Test réalisé à partir d’une version fournie par l’éditeur sur PlayStation 4 Pro
Développé et édité par Codemasters et distribué par Koch Media
Sorti le 10 juillet 2020 et disponible sur PlayStation 4, Xbox One, PC et Stadia
| Interface | Français / Anglais / Italien / Allemand / Espagnol / Japonais / Polonais / Portugais / Russe / Néerlandais / Chinois |
| Audio | Français / Anglais / Italien / Allemand / Espagnol / Japonais / Portugais / Néerlandais |
| Sous-titres | Français / Anglais / Italien / Allemand / Espagnol / Japonais / Polonais / Portugais / Russe / Néerlandais / Chinois |

Comme chaque année depuis 2009, il est temps d’accueillir la nouvelle saison virtuelle de Formule 1 avec F1 2020 : Le jeu vidéo officiel de Codemasters. Après un épisode 2019 très apprécié des amateurs de la discipline, ce nouveau millésime, qui débarque à l’aube d’une nouvelle génération de consoles, propose-t-il suffisamment de nouveautés pour un nouveau tour de circuit ? Réponse après un bref arrêt au stand.

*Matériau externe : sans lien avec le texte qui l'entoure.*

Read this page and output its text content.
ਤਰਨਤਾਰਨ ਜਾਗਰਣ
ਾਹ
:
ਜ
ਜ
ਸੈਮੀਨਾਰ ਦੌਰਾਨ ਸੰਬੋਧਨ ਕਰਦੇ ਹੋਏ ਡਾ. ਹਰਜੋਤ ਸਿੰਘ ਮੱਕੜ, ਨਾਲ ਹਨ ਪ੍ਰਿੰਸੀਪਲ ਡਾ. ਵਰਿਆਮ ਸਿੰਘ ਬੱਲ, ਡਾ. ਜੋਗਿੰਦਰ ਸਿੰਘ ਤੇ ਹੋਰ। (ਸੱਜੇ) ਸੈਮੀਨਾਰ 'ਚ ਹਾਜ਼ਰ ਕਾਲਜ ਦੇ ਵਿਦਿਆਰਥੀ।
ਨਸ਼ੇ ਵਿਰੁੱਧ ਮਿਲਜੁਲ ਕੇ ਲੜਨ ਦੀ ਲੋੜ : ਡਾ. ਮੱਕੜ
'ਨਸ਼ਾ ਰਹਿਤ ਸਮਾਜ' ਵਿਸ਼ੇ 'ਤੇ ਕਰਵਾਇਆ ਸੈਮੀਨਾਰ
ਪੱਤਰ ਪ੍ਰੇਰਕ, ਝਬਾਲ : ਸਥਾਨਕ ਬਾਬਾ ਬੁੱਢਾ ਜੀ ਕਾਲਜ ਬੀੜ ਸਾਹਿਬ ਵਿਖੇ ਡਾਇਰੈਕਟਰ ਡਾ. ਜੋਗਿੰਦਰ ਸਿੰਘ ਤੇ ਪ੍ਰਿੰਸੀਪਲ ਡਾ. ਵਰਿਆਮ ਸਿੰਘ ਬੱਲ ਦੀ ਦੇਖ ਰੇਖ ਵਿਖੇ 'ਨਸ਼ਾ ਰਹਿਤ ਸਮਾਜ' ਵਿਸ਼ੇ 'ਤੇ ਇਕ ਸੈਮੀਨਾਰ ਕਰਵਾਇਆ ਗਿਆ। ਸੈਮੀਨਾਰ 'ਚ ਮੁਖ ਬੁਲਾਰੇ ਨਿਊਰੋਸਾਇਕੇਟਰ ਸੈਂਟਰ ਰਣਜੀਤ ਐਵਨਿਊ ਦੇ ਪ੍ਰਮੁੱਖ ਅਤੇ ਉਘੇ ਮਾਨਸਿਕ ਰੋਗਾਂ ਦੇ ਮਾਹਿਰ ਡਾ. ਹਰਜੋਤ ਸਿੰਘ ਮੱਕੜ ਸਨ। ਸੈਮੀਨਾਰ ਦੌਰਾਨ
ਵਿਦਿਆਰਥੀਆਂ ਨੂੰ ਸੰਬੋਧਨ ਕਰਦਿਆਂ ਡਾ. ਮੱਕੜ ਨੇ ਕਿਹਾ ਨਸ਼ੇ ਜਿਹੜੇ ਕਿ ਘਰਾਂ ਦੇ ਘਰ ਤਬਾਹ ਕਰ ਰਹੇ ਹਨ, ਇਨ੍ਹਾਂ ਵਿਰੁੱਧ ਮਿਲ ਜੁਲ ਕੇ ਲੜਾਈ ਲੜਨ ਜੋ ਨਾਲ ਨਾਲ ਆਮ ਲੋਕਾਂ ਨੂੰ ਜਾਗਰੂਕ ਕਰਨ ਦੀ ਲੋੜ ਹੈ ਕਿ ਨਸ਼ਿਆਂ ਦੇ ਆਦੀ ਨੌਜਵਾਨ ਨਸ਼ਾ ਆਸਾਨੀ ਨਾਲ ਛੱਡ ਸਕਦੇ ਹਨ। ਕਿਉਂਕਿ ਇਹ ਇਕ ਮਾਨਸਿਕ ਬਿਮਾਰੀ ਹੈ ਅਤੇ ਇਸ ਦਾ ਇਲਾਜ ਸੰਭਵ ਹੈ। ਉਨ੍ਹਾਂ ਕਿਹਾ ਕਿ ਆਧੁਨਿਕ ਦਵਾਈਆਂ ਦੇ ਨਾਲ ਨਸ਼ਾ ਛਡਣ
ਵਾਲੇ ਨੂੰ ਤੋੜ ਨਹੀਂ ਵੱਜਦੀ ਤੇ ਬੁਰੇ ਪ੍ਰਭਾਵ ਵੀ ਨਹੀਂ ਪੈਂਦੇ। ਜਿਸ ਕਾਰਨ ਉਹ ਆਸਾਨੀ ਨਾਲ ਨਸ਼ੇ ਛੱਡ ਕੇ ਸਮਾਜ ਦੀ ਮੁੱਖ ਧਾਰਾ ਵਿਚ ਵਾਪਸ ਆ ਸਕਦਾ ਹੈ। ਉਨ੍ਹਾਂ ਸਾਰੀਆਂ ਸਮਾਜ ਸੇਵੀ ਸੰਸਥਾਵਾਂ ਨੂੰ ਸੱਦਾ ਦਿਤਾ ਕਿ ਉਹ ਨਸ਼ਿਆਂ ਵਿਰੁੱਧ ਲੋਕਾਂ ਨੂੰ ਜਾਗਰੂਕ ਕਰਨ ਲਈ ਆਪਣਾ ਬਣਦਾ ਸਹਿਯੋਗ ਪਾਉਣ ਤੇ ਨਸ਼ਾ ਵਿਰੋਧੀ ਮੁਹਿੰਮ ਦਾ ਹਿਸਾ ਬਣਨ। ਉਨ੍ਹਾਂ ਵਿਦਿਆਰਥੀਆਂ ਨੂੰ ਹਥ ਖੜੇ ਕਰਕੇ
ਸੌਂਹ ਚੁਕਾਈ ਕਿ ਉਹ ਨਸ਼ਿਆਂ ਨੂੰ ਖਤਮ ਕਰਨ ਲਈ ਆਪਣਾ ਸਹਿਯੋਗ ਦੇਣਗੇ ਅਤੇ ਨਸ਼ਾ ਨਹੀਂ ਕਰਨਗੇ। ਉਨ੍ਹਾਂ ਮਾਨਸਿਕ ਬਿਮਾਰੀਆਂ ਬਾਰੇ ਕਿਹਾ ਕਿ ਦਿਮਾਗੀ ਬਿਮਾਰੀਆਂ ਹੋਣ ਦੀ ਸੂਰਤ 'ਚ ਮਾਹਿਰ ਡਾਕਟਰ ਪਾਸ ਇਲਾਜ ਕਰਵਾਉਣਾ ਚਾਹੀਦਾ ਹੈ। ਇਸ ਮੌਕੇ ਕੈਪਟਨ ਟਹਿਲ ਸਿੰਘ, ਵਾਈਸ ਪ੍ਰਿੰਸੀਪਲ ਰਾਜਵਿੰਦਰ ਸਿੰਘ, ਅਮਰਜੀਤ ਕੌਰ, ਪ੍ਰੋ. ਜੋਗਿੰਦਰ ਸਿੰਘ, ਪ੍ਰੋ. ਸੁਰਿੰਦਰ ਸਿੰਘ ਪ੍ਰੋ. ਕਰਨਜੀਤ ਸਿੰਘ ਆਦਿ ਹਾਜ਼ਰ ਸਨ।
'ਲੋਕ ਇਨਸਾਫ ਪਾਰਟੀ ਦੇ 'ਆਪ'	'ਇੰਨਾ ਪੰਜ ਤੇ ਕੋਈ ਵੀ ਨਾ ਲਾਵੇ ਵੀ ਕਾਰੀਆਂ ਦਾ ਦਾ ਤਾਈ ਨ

F1 2020 sort dans un contexte particulier. D’une part parce que la saison réelle de Formule 1 est impactée par la pandémie de COVID-19. D’autre part parce qu’une partie du projet a été développée en télétravail. Ça n’a pas empêché Codemasters de passer la seconde : si on pouvait reprocher à F1 2019 d’être trop proche de F1 2018, difficile de faire la fine bouche avec F1 2020 devant son contenu généreux et ses nouveautés de taille. La quasi-intégralité des pilotes et écuries sont présents, avec un habillage visuel et sonore aux couleurs de la compétition officielle. Le tout est servi par une réalisation solide et un gameplay toujours précis et modulable.
Les modes de jeux sont nombreux et variés : mode carrière, divers championnats (F1, F2 et rétro), possibilité de créer sa propre compétition et surtout mode multi en écran partagé. L’option est suffisamment rare pour être signalée. F1 2020 propose largement de quoi s’occuper, d’autant plus que les bolides sont extrêmement agréables à piloter.

F1 2020 semble avoir gagné en vitesse et en nervosité, à condition d’y jouer en vue cockpit. On déconseille la vue externe dont les sensations paraissent plus molles. La jouabilité est très proche de celle de F1 2019, avec de nombreuses options d’accessibilité permettant d’ajouter ou retirer des aides à la conduite. Il est plus que jamais possible de faire de F1 2020 un jeu très arcade mais aussi de l’orienter vers davantage de réalisme. Le choix est entièrement laissé au joueur. Les comportements des bolides semblent aussi plus fins que la saison dernière. Les véhicules accrochent mieux au bitume et les sensations sont toujours un véritable régal, même à la manette.
Toutefois, la principale nouveauté de F1 2020 est l’ajout d’un mode carrière intitulé « mon Écurie », à la manière de FUT ou myClub dans les simulations de football. Il faut y créer son écurie pour prendre part au championnat du monde de Formule 1, le rêve de nombreux amoureux de la discipline. Ce mode apporte une dimension gestion bienvenue au titre. Le succès de votre écurie, et de votre pilote, est récompensé en monnaie virtuelle qu’il faut aussi apprendre à gérer. On s’occupe de nombreux aspects d’une écurie : créer son logo, chercher un sponsor, recruter un coéquipier…
Il s’agit d’un ajout majeur dans le titre de Codemasters. Mon Écurie est tout simplement un jeu dans le jeu, alors que F1 2020 ne manquait pas de contenu avec ses épreuves rétro, le championnat du monde classique ou personnalisable. Voilà de quoi faire signer les fans de F1 pour une saison de plus et, pourquoi pas, attirer de nouveaux publics davantage axés sur la gestion.